The Ashanti Family, Ghana
Ashanti is a name for one of the four post-colonial regions of Ghana, and is also one of the main ethnic groups of the country. The Ashanti are a sub-ethnic group of the Akan, the largest nation in Ghana and the Ivory Coast. The spiritual role of parents is stressed in this culture: the mother imbues the child with flesh and blood, while the father’s soul inhabits the child’s own. Other interesting roles include the father teaching the son a skill or trade, the mother showing the daughter how to keep house, and the mother’s brother being responsible for teaching his nephews the “talking drum”– imperative to communication in the Ashanti nation.
Berbers and the Festival of Fantasia, North Africa
These indigenous North Africans number up to 40 million today, and are found mostly in Morocco, Algeria, Tunisia, Libya, Mauritania, as well as some outside of the Maghreb. Remembering a victorious history of battle, the Berber enact the Festival of Fantasia, also known as the Game of Gunpowder. Usually performed during a Berber wedding, a group of men armed with antique firearms dresses themselves and their horses, then charge at a fast speed for roughly 200 meters before firing guns into the air in perfect unison. The skill involves harmonizing the movement of the men, horses, and firearm discharge.
Pedi People and Killing the Lion, South Africa
The Pedi people, a subgroup of the Sotho nation, no longer practice this dangerous rite of passage, but it is still kept alive through song. In the past, a young man who wished to marry a new wife must kill a lion to score the ultimate good catch — the village chief’s daughter. In modern times, it’s a thing of the past. As they work, young men still traditionally sing of killing a lion in the hopes that it will speed up completion of their daily tasks.
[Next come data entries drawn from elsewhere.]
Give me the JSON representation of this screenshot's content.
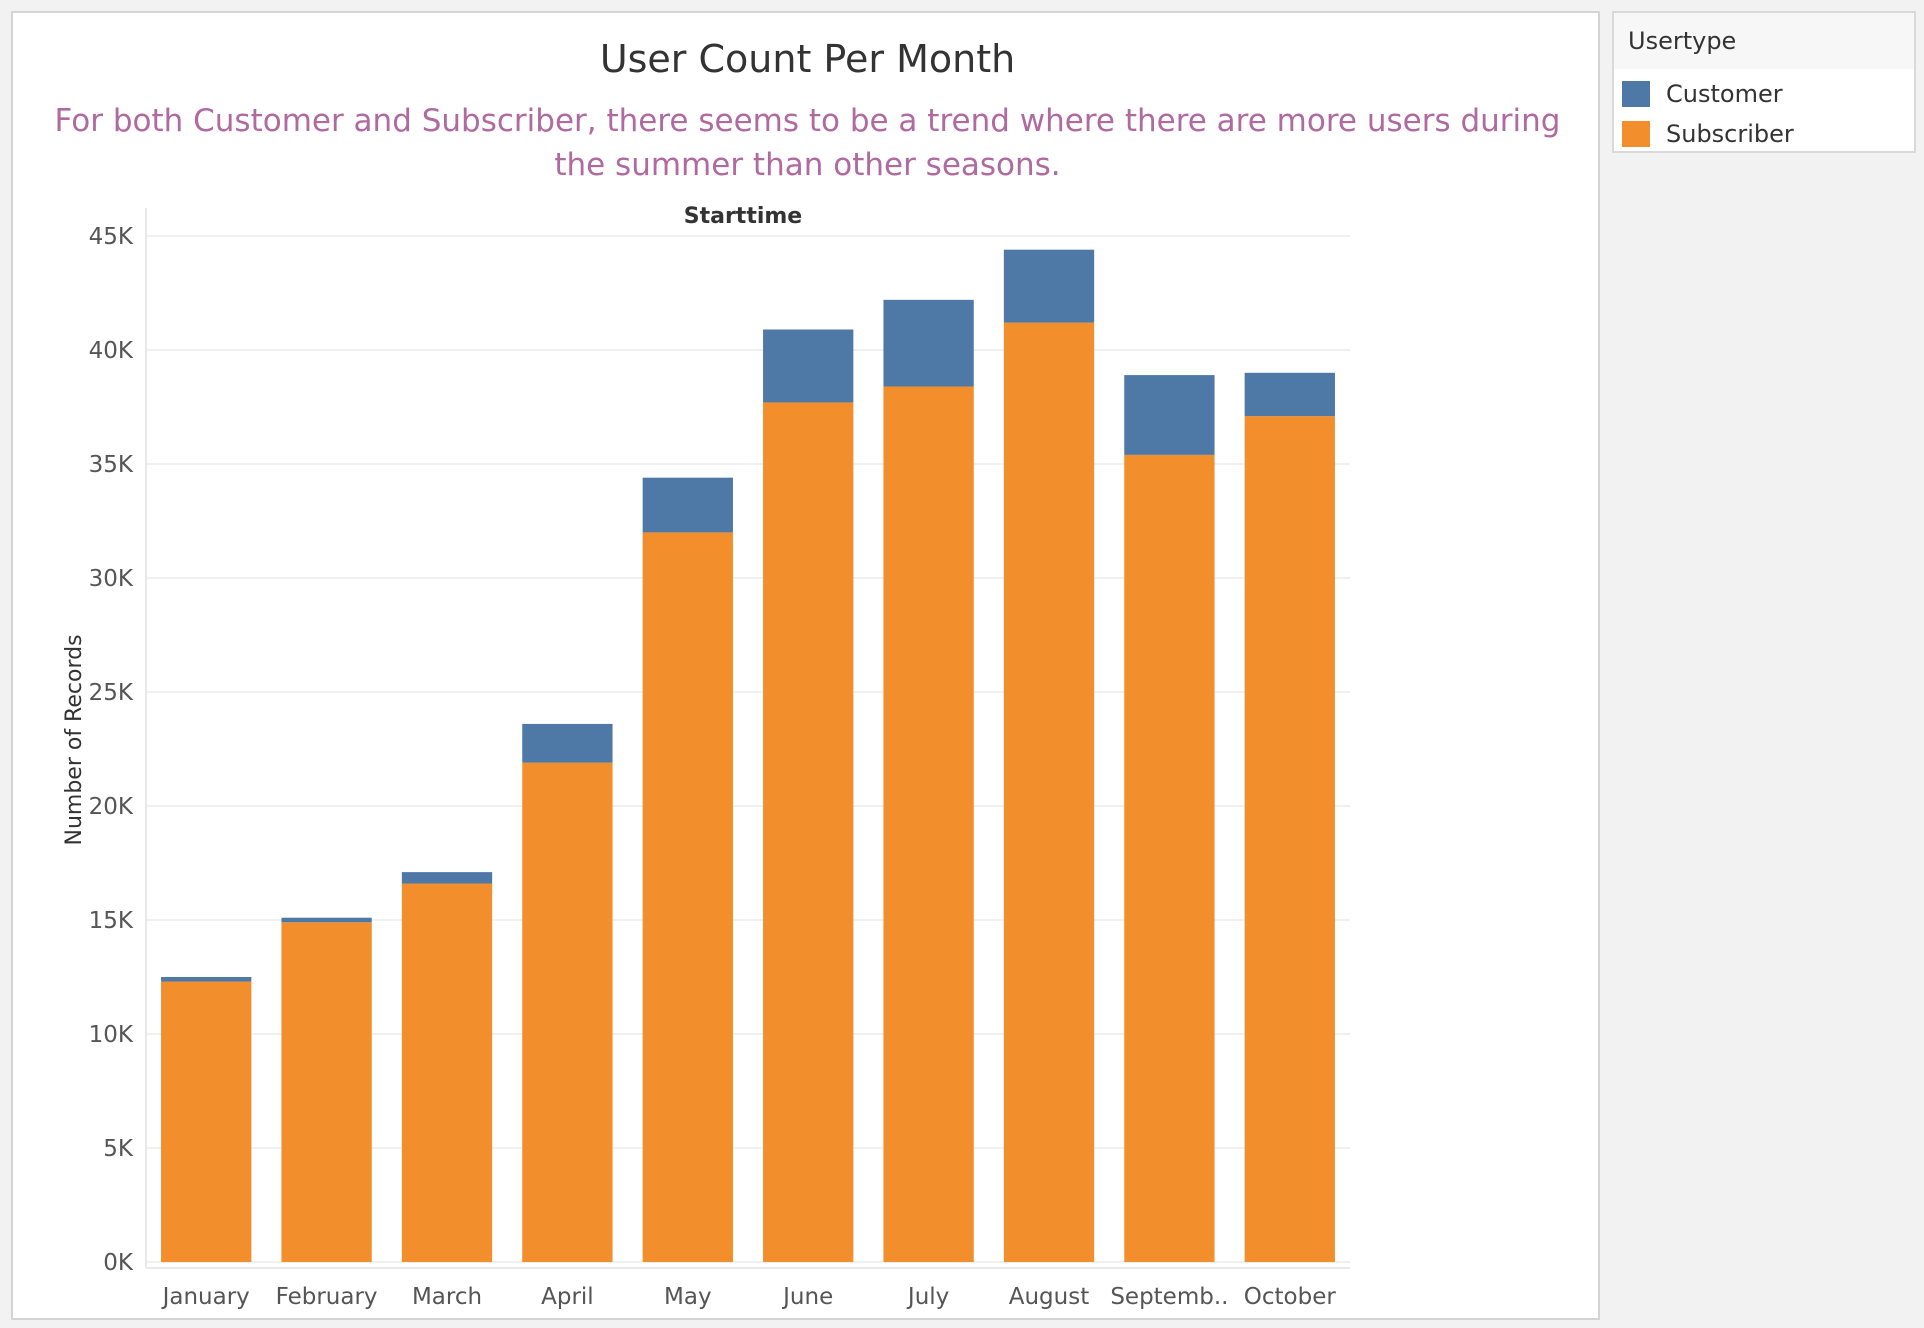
{
  "chart_data": {
    "type": "bar",
    "stacked": true,
    "title": "User Count Per Month",
    "subtitle": "For both Customer and Subscriber, there seems to be a trend where there are more users during the summer than other seasons.",
    "header": "Starttime",
    "xlabel": "",
    "ylabel": "Number of Records",
    "ylim": [
      0,
      45000
    ],
    "yticks": [
      0,
      5000,
      10000,
      15000,
      20000,
      25000,
      30000,
      35000,
      40000,
      45000
    ],
    "ytick_labels": [
      "0K",
      "5K",
      "10K",
      "15K",
      "20K",
      "25K",
      "30K",
      "35K",
      "40K",
      "45K"
    ],
    "categories": [
      "January",
      "February",
      "March",
      "April",
      "May",
      "June",
      "July",
      "August",
      "Septemb..",
      "October"
    ],
    "series": [
      {
        "name": "Subscriber",
        "color": "#f28e2b",
        "values": [
          12300,
          14900,
          16600,
          21900,
          32000,
          37700,
          38400,
          41200,
          35400,
          37100
        ]
      },
      {
        "name": "Customer",
        "color": "#4e79a7",
        "values": [
          200,
          200,
          500,
          1700,
          2400,
          3200,
          3800,
          3200,
          3500,
          1900
        ]
      }
    ],
    "grid": true,
    "legend_position": "right"
  },
  "legend": {
    "title": "Usertype",
    "items": [
      {
        "label": "Customer",
        "color": "#4e79a7"
      },
      {
        "label": "Subscriber",
        "color": "#f28e2b"
      }
    ]
  }
}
Kachipo and Facial Scarification, South Sudan
The Kachipo of Southeastern South Sudan live mostly on the Boma plateau. While they have been heavily influenced by Christian missionaries, they still practice witchcraft and physically disfiguring traditions. The women are still known to stretch their lips in order to pierce them — a sign of beauty. Scarification is also found within this group on their faces and bodies. Glass, coconut shells, or knives are used to cut the faces and bodies of men and women. The process is done carefully to control scar tissue and form keloids. Keloid designs represent lineage, ethnic identification, and often in women are meant to attract men. Scarification is found in scores of African tribes, especially in West Africa.